Near the end of school, I was introduced to Yosef Abramowitz, chief executive officer of a nonprofit online publisher called Jewish Family & Life, in Newton, Mass. He hired me in 1999 as the organization’s executive director and as the publisher of one of its online magazines, InterfaithFamily.com.
But I found being part of another organization hampered my ability both to raise funds to support new initiatives and to engage in controversial advocacy work. I decided that to do that would require a separate charitable organization.

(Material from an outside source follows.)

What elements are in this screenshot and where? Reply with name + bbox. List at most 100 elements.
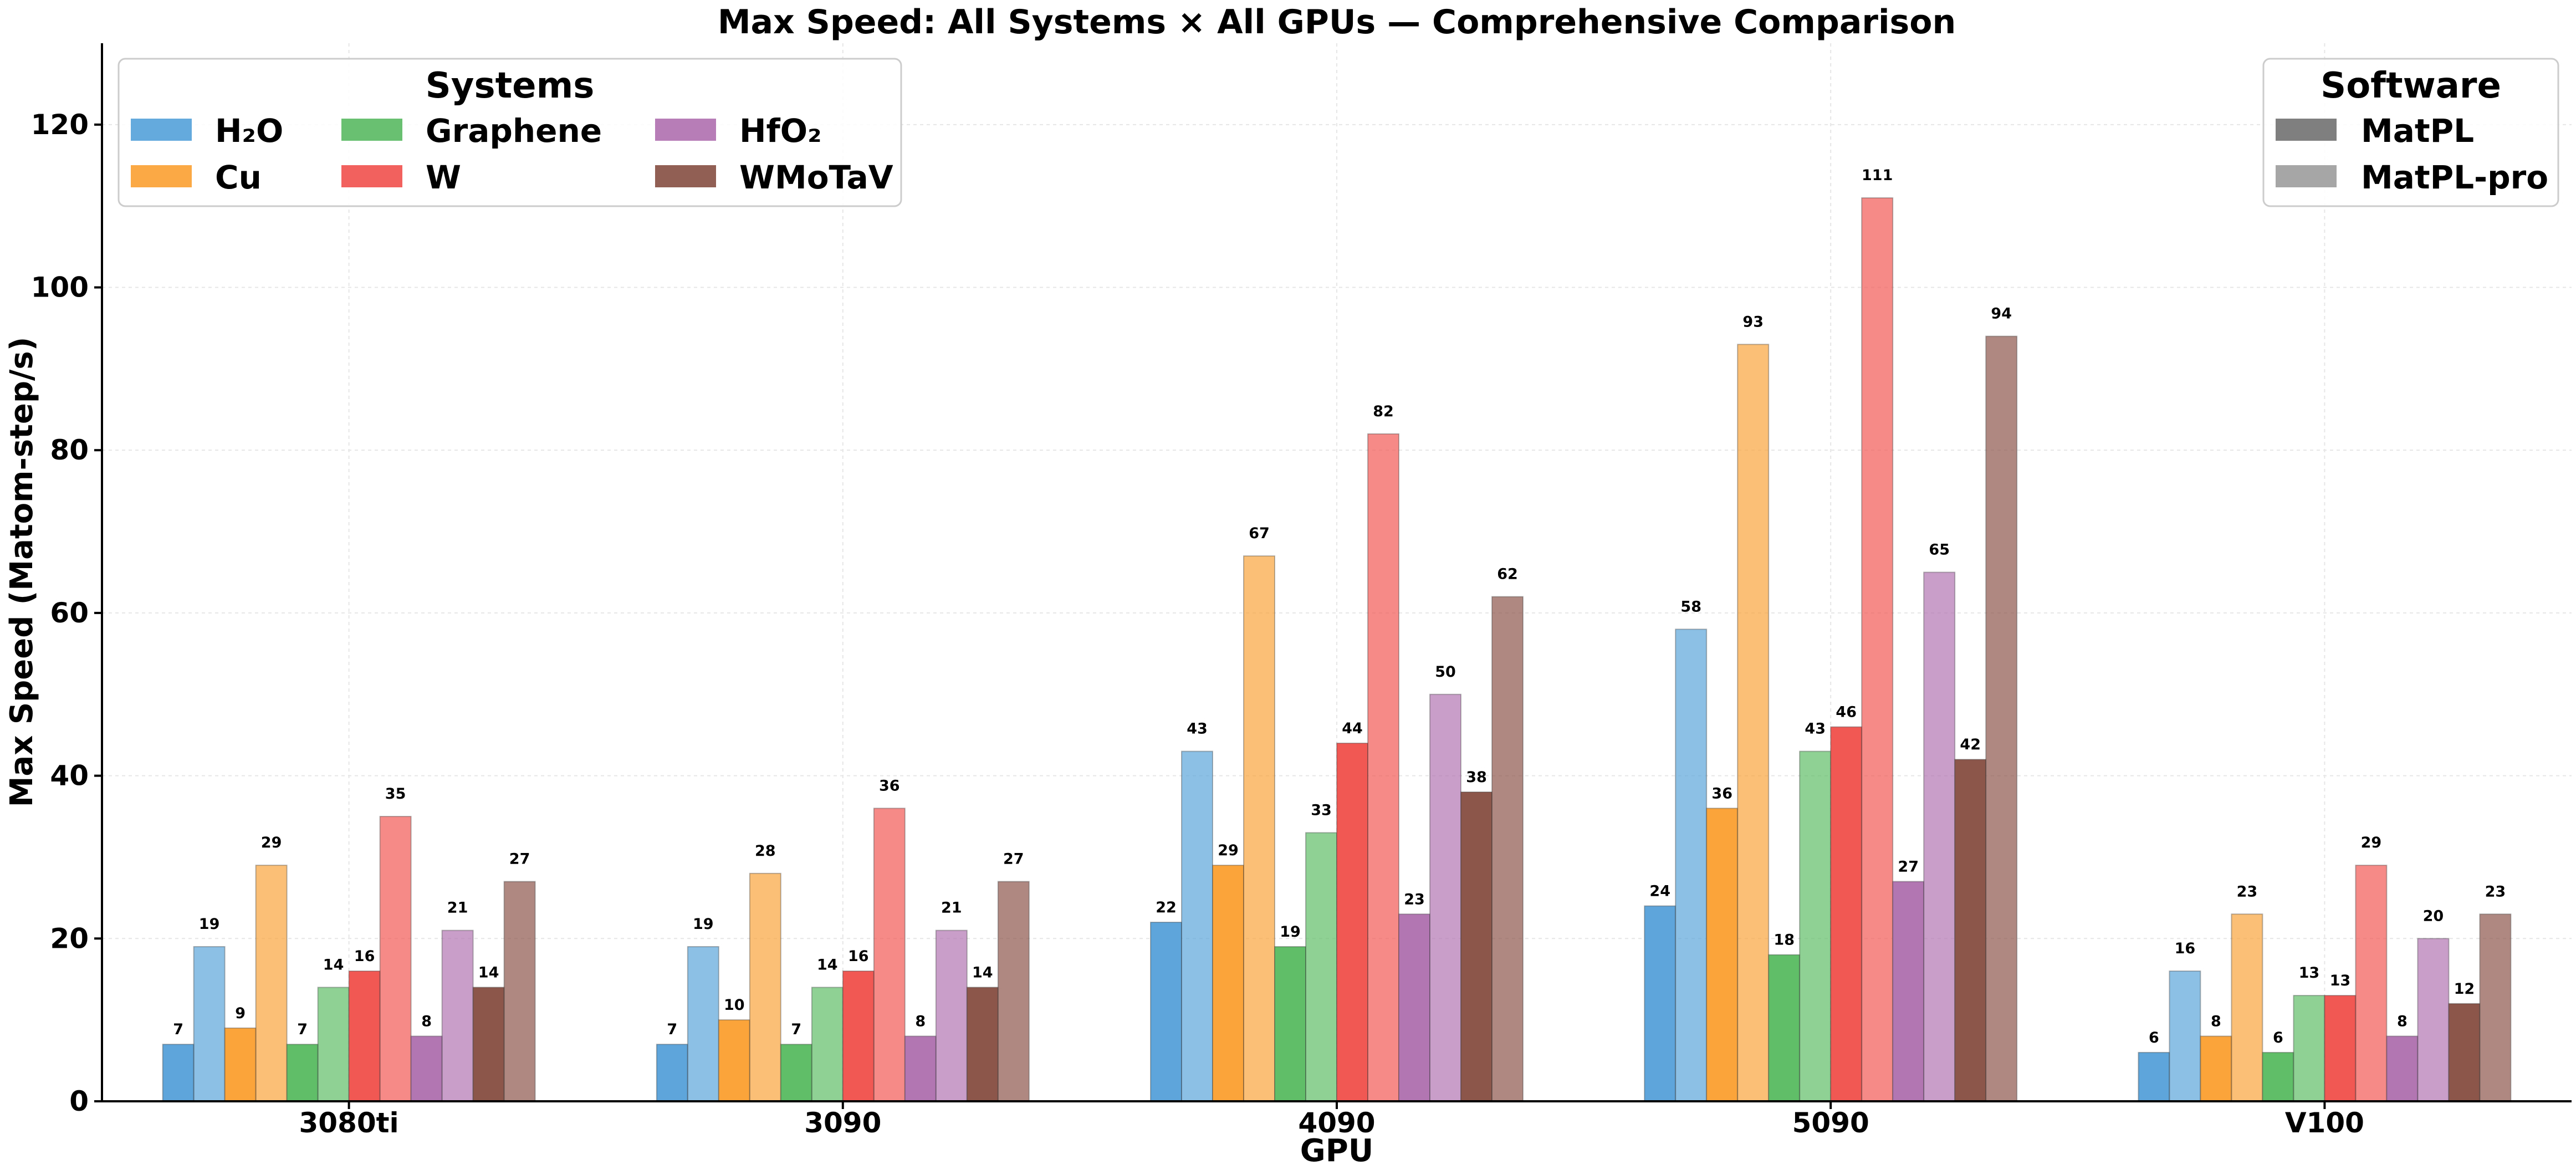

So a few years later, I registered InterfaithFamily.com as a separate nonprofit entity and raised funds to acquire the Web magazine from Jewish Family & Life, which I did in 2002.
The mission of InterfaithFamily.com is to encourage intermarried families to make Jewish choices for themselves and their children, and to encourage Jewish leaders and institutions to accept and support intermarried families. My feeling is that if you discourage intermarriage or if you’re not welcoming to interfaith couples who are going to marry anyway, then you are just cutting off your nose to spite your face. Before a non-Jewish partner will ever feel comfortable raising their child as a member of the Jewish community, they first need to feel accepted by that community themselves.
The statistics show that not enough children from interfaith marriages end up identifying themselves with Jewish culture and religion. The goal of my work is to increase the numbers who do, which I believe is essential to maintaining the size of the Jewish community, and to enriching it. I need only look at my own children — Emily, now 27, and Adam, now 23 — to know that interfaith families can and do raise Jewish children with good values and strong Jewish identities.
Many Jewish leaders say that intermarriage is destroying the future of the Jewish population. What motivates my work is proving them wrong.